For three straight seasons, injury and other factors have shortchanged New Orleans out of the gates. Yet despite not having a third of their roster (Rajon Rondo, Solomon Hill, Frank Jackson, Omer Asik and Alexis Ajinca), they’ve managed to start the 2017-18 campaign four wins ahead of the pace of the last two seasons.
Look, the Timberwolves loss wasn’t good and these recent wins against the Mavericks and Bulls shouldn’t inspire anyone; however, keep in mind that with Davis and Cousins on board, the Pelicans don’t need much from the rest of the roster. Unfortunately up to this point, they haven’t gotten much of anything at all, but are you willing to bet the house that’ll continue? That a 29.3 FG% reflects Cunningham’s real potential? That Holiday is going to finish the season with a 22.5% three-point shooting percentage? That the injury list is going to exceed twitter’s limit of 140 characters?

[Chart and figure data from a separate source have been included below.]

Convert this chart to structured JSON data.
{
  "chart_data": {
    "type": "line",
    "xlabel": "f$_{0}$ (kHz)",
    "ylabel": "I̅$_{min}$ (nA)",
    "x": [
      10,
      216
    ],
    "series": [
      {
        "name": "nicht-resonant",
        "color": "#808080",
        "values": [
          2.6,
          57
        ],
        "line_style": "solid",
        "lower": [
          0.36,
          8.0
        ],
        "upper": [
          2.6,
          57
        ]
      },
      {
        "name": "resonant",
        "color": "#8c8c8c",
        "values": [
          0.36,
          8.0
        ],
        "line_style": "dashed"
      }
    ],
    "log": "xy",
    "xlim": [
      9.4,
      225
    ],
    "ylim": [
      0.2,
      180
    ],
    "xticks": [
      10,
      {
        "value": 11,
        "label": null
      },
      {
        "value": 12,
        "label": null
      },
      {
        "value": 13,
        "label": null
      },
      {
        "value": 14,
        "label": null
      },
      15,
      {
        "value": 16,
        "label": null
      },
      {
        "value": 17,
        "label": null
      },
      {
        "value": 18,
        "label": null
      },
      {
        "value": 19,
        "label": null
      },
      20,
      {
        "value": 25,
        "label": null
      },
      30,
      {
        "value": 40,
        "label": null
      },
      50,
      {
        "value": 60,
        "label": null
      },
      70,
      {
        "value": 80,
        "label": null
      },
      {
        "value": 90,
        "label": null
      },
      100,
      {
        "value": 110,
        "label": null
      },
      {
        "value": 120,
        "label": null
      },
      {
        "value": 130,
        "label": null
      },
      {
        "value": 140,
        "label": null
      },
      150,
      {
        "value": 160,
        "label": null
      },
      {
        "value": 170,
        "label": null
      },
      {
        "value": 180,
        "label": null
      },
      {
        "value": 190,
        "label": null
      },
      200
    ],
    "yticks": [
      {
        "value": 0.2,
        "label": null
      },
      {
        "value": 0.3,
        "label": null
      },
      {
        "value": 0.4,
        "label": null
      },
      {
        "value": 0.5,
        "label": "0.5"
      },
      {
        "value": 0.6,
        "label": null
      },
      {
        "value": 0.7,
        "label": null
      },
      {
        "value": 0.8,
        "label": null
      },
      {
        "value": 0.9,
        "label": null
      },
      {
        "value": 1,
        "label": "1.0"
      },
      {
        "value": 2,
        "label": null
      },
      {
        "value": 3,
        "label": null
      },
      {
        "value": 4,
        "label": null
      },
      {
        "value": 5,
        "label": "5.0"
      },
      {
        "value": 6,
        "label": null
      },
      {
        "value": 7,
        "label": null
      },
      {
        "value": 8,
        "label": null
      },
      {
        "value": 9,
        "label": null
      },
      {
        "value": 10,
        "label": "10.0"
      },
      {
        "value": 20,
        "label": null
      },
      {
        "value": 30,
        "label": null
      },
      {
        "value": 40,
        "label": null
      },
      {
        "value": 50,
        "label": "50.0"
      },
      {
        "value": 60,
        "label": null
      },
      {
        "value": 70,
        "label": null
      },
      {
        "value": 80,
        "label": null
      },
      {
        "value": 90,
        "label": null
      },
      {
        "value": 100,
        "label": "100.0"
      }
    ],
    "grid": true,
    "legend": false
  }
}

Despite being shorthanded in every game so far — and thus forcing the team’s core to play an uncomfortably high number of minutes, the Pelicans were within five points of the Warriors rather late, had a chance to knock off the Trail Blazers without any assistance from Davis in Portland, and may have been a Tony Allen layup away from beating the Timberwolves.
It’s true the Pelicans haven’t beaten a team with a winning record yet, but that observation doesn’t begin to tell the whole story neither. This squad is sitting at a .500 mark in the standings, although injuries and underperformance have run rampant since the regular season began.
Seriously, how can you say with any certainty that the glass is either half full or half empty?